(83r) Synthesis of Carbon Nanofibers on Silicon Substrates Using Sol-Gel Prepared Porous Alumina Layer
AIChE Spring Meeting and Global Congress on Process Safety
2008
2008 Spring Meeting & 4th Global Congress on Process Safety
IMRET-10: 10th International Conference on Microreaction Technology
Micro Process Engineering Poster Session
Monday, April 7, 2008 - 5:30pm to 6:30pm
The main goal of one of the projects within our microreactor-research-program is to develop a microstructured multiphase microreactor, viz. a gas-liquid contactor with specially modified catalytic coatings on its microstructured internals, for studying three-phase (G-L-S) reactions. The microreactor will be fabricated using micromachining (cleanroom) technologies in silicon and vitreous materials (i.e., fused silica and/or Borofloat glass).
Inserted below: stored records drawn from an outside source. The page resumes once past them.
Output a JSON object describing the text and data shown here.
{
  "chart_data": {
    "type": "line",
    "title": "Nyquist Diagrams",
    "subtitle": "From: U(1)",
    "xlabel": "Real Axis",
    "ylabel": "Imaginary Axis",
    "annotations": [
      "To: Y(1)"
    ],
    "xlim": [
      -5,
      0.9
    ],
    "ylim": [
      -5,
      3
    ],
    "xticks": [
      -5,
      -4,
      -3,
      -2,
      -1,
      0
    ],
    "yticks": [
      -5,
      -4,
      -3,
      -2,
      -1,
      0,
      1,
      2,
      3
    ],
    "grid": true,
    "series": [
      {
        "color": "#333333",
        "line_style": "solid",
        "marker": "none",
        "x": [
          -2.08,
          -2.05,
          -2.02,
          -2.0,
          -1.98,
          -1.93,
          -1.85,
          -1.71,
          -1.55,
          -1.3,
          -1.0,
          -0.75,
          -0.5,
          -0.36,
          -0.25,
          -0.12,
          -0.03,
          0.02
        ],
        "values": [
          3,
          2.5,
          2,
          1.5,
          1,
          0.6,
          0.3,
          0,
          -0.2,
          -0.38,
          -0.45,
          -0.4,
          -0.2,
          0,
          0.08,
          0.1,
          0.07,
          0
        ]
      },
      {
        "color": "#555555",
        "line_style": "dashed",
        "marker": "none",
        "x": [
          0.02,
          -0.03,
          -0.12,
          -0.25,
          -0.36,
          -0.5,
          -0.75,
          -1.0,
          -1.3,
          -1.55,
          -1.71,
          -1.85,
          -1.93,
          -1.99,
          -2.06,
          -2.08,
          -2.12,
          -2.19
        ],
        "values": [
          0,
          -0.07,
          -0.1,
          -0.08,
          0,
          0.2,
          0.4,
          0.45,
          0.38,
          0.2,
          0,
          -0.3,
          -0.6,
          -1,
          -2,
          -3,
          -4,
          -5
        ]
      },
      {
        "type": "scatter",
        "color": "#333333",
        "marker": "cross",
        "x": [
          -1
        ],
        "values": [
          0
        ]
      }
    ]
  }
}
Currently, there is a trend to use structured catalyst supports, i.e., that the catalyst is deposited on a rigid, orderly arranged support. Catalytic support layers based on Carbon Nano Fibers (CNFs) offer a novel option to facilitate this task [1, 3]. With their inherent high surface area-to-volume ratio, CNF's provide more catalytic surface area [1, 2], thereby obtaining sufficient activity per unit volume of catalyst, while maintaining a low fluidic resistance (which is important in microfluidic devices). Additionally, diameter and length of the fibers and hence the bulk density of the CNF layer, can be manipulated to tailor porosity and overcome tortuosity problems. This also eliminates the internal diffusion limitations by preventing concentration gradients inside the CNF layer.
The attachment of CNFs to the flat surface (silicon or glass substrates) upon which they are grown is extremely important. Enhanced mechanical stability of CNFs inside microchannels in actual fluid flow conditions can directly address the critical issues like channel blocking due to loose CNFs as well as loss of catalytic activity over the period of operation.
Various approaches can be utilized to achieve improved mechanical stability of CNFs upon flat surfaces like silicon substrates. One of them is to utilize a porous ceramic layer coating to deposit the growth catalyst (e.g. nickel) necessary for growing CNFs. Figure 1 schematically illustrates the cross sectional view of microchannel filled with CNFs anchored to the channel walls using porous alumina layer.
A sol-gel dip-coating method [4, 5] was utilized to prepare alumina layer on silicon substrates using a boehmite sol. During dip-coating procedure various parameters viz. sol viscosity, dwell-time and withdrawal-speed as well as calcination temprature were monitored to obtain stable and uniform mesoporous alumina layer on silicon substrates. Prior to dip coating the silicon substrates were pretreated thermally (at 1100 oC for 15 h.) in stagnant air to vary the roughness via producing oxide layer (of about 600 nm) and investigate its effect on the mechanical stability of the deposited alumina layer compared to untreated smooth surface of silicon substrate. Further nickel, as a CNF growth catalyst, was deposited by impregnation on the stable alumina layer using nickel nitrate solution. Following calcination and reduction (with H2) pretreatment, these alumina coated and nickel impregnated silicon substrates were subjected to synthesize CNF via catalytic vapor deposition (CVD) process using hydrocarbon gas (e.g. ethylene). The CNFs were grown with diameters in the range of few nanometers to 50 nm maintaining the underlying alumina layer intact. HR-SEM images shown in figure 2 illustrate different views involving porous alumina layer and grown CNFs.
It is expected that the mesoporous alumina layer deposited on silicon substrates can enhance the attachment and thus the mechanical stability of the CNFs to the walls of microchannels. This will further facilitate to realize the ultimate goal of designing smart and efficient multi-phase microreactors using CNFs as structured catalyst support.
References:
[1] M.-J. Ledoux , C. Pham-Huu, Catal. Today 102-103 (2005) 2.
[2] M. L. Toebes, F. F. Prinsloo, J. H. Bitter, A. J. van Dillen, K. P. de Jong, J. Catal. 214 (2003) 78.
[3] J. K. Chinthaginjala, K. Seshan, L. Lefferts, Ind. Eng. Chem. Res. 46 (2007) 3968.
[4] C. J. Brinker, A. J. Hurd, J. Phys. III France 4 (1994) 1231.
[5] J. ?W. Lee, C. -W. Won, B. ?S. Chun, H. Y. Sohn, J. Mater. Res. 8-12 (1993) 3151.